Le rhizome de l’iris peut être utilisé sous diverses formes : râpé, en poudre, en décoction, en vin, etc. Le plus sûr moyen reste encore la teinture-mère.

5. Contre-indications et usages alternatifs

– Toxicité : frais, les rhizomes peuvent occasionner des irritations des voies digestives, des douleurs intestinales ainsi que des vomissements, surtout si les doses ingérées sont trop importantes.
– Cosmétiques : la fameuse poudre de riz (poudre d’iris, en réalité) était employée par les femmes comme adoucissant pour la peau, mais jouait aussi le rôle de talc chez les bébés. Elle est aussi employée comme shampooing sec. Les rhizomes d’iris secs remplaçaient parfois la lavande dans les armoires afin d’en parfumer le linge.
– Parfumerie : Patou, Yves Rocher, Guerlain, Hermès, Lanvin, etc. ont fait appel à l’iris pour certains de leurs parfums.

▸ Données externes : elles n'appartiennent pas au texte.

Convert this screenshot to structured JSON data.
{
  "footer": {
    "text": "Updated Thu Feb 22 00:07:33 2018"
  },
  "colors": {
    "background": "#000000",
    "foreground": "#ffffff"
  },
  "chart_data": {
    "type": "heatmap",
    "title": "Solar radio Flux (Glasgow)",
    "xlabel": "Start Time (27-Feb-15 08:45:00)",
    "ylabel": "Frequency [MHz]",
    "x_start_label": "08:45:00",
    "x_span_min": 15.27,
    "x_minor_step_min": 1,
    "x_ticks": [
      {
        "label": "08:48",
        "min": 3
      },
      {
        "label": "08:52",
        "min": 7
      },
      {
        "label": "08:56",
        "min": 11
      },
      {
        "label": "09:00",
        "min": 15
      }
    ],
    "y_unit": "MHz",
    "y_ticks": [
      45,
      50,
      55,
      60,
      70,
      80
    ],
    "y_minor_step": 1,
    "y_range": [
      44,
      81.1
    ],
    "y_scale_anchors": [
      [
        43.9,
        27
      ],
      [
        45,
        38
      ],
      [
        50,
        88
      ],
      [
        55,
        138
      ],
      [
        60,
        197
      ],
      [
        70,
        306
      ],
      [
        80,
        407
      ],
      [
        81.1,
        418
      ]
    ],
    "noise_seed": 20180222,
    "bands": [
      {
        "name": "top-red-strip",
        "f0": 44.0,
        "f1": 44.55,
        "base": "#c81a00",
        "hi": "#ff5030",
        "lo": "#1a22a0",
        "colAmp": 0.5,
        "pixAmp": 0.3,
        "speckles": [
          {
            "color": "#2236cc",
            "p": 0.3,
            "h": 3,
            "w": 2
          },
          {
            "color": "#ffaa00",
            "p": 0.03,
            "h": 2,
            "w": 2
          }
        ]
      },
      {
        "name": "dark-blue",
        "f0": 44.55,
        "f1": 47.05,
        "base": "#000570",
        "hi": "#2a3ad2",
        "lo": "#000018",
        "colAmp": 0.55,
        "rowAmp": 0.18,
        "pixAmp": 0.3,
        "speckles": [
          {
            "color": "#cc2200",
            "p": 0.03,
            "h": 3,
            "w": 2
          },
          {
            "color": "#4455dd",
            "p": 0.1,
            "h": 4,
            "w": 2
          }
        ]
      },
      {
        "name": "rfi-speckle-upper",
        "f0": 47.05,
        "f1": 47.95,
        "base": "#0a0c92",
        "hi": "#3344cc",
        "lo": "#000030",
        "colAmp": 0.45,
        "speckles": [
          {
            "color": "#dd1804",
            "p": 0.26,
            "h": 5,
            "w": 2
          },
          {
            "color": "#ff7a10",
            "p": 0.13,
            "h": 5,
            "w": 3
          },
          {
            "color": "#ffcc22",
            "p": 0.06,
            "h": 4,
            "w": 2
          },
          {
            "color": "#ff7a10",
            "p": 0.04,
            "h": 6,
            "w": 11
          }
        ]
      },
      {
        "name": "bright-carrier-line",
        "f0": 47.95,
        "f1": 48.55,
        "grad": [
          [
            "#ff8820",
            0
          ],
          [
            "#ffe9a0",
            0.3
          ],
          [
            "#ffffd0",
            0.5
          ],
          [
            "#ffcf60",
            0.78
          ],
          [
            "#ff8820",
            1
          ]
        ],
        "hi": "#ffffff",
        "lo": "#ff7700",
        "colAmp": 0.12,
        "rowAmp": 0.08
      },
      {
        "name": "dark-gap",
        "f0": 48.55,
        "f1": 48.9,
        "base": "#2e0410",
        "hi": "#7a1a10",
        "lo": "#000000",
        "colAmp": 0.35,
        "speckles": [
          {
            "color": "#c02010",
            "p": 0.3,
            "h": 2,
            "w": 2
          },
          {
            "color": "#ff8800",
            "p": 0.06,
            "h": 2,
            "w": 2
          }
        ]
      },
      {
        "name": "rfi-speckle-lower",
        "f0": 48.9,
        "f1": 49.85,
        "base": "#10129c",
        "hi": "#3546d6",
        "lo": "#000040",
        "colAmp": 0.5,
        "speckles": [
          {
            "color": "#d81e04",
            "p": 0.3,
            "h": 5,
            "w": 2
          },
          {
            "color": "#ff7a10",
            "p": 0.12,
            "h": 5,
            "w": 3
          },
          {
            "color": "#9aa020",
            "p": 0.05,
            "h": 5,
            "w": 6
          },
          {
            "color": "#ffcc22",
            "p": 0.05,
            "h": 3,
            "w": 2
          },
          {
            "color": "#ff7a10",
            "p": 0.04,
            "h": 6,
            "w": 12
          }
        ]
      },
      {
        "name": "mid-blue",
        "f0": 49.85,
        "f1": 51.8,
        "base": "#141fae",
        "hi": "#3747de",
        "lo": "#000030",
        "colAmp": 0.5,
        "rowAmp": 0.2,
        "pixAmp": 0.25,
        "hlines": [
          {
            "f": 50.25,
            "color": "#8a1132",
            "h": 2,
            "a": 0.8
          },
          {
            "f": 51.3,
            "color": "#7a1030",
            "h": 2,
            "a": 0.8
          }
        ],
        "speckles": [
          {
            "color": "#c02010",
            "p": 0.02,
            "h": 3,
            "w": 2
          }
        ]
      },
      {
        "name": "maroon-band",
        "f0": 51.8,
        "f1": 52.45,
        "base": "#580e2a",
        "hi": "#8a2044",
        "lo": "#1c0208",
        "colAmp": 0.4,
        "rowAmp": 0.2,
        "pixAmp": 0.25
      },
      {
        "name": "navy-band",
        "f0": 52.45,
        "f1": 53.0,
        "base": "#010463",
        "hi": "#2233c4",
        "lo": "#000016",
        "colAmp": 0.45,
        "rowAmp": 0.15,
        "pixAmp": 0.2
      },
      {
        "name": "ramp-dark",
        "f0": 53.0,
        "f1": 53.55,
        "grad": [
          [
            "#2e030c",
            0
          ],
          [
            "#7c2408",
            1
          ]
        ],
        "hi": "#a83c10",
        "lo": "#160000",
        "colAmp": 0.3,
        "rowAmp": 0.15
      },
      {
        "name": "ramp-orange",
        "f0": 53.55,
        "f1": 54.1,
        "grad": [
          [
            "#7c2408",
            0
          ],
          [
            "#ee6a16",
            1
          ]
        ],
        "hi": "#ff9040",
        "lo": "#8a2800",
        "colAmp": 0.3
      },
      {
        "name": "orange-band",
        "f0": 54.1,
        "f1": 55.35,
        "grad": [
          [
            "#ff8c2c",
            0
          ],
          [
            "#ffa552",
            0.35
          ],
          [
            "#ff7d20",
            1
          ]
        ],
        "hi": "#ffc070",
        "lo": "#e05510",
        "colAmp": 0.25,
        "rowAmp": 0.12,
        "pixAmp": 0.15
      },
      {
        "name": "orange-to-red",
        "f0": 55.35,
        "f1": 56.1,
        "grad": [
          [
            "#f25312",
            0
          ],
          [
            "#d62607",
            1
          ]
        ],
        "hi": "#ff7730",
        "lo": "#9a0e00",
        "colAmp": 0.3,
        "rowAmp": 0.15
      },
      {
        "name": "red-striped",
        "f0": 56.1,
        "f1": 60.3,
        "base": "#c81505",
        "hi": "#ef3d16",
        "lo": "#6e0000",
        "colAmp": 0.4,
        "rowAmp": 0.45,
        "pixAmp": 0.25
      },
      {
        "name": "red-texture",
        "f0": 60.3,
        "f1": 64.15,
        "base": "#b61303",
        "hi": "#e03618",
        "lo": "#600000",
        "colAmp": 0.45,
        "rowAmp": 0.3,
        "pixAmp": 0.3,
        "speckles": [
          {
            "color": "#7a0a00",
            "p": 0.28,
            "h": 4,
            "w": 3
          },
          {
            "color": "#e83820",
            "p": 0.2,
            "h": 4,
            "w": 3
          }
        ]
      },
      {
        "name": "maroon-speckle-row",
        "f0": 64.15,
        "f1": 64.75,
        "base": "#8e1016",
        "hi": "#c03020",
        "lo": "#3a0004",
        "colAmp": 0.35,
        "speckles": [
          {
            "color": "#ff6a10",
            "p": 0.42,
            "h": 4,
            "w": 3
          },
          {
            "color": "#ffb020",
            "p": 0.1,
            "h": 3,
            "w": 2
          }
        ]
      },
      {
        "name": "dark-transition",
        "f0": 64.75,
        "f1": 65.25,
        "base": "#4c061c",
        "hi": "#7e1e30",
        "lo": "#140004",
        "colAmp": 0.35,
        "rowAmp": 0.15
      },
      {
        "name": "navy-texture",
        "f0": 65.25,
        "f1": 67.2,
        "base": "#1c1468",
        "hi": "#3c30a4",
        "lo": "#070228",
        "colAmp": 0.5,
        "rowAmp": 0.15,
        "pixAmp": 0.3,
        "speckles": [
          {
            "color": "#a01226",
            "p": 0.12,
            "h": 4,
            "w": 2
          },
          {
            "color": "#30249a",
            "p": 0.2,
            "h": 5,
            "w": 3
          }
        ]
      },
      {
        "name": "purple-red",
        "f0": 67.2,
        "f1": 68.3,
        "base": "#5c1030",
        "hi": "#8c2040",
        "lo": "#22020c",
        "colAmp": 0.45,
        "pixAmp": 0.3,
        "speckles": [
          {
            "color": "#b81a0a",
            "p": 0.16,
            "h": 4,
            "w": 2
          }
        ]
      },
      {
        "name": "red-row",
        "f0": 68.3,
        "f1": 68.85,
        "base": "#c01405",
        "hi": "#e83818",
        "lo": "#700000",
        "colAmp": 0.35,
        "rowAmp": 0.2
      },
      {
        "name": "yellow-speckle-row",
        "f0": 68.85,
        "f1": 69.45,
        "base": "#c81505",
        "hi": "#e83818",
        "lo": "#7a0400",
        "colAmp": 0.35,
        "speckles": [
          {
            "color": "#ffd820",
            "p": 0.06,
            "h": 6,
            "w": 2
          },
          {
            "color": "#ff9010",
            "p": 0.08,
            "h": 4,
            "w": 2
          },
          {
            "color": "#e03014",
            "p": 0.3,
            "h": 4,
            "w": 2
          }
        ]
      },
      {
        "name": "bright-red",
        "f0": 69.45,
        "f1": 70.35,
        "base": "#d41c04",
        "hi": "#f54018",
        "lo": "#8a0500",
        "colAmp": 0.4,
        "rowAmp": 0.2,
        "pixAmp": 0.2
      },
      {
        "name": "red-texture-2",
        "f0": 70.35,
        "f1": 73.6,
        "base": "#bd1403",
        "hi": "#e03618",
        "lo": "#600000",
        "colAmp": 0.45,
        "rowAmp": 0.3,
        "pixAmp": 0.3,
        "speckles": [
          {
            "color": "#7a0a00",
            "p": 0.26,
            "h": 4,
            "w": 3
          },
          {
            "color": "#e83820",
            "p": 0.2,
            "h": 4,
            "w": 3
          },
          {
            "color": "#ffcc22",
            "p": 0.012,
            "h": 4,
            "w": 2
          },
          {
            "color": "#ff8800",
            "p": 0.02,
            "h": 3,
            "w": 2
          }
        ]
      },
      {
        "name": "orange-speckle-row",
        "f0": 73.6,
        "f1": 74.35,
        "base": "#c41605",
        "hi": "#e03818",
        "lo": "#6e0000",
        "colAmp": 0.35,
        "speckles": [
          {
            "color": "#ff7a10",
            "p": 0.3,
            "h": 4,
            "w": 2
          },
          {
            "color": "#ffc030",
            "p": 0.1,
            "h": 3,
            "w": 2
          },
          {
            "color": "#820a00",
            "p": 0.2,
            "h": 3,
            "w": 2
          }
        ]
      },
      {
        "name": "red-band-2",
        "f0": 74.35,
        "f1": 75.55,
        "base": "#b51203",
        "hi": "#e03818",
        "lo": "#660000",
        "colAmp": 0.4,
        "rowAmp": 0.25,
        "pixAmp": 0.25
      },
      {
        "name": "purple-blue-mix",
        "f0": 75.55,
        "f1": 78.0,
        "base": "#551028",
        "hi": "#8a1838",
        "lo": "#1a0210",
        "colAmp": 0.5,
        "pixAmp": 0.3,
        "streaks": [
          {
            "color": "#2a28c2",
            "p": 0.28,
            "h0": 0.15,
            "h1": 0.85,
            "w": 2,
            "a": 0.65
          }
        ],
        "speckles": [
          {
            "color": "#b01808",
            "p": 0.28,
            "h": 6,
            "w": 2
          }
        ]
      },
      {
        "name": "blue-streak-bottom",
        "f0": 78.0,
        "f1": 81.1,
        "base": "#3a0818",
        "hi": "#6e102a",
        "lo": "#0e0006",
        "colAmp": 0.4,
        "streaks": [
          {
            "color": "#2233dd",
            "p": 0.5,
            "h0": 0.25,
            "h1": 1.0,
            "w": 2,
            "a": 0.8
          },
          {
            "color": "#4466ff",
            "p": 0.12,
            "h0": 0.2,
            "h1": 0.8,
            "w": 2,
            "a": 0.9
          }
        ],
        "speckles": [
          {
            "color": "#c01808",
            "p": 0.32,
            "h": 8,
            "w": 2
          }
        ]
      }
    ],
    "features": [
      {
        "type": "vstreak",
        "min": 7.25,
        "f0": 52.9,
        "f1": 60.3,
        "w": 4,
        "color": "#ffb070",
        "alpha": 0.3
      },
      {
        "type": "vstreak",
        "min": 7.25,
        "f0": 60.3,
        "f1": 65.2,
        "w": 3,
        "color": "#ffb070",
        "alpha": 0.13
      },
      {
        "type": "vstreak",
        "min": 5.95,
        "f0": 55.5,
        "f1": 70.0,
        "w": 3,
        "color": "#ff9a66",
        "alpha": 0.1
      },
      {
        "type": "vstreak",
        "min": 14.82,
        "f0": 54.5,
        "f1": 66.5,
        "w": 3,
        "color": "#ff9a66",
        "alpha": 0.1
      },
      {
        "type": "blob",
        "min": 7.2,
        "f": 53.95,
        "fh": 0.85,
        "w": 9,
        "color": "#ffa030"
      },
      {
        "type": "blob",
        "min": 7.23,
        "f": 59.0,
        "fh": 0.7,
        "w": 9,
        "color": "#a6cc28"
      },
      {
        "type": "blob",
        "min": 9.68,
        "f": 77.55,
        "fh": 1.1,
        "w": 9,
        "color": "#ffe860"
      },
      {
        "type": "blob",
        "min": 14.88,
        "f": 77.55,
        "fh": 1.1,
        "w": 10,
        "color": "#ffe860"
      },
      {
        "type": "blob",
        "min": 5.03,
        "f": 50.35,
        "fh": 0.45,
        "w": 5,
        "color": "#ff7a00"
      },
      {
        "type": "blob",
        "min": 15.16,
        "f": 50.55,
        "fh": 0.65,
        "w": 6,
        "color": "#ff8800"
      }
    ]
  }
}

– Cuisine : en Asie, on cultive certains iris pour en manger les rhizomes que l’on cuit à la manière des pommes de terre.
– Art : on extrait de l’iris un pigment végétal, le vert d’iris, qui est employé en enluminure. Une petite vidéo vous explique ici comment l’obtenir.
– Florithérapie : l’élixir de fleurs d’iris élimine les frustrations qui résultent d’un blocage lié à une panne d’inspiration. Cela sera donc un bon stimulant pour redémarrer la créativité. Cependant, ce n’est pas lui qui tiendra plume ou pinceau à votre place !
– Symbolisme et langage floral : constance, fidélité, pureté et héroïsme.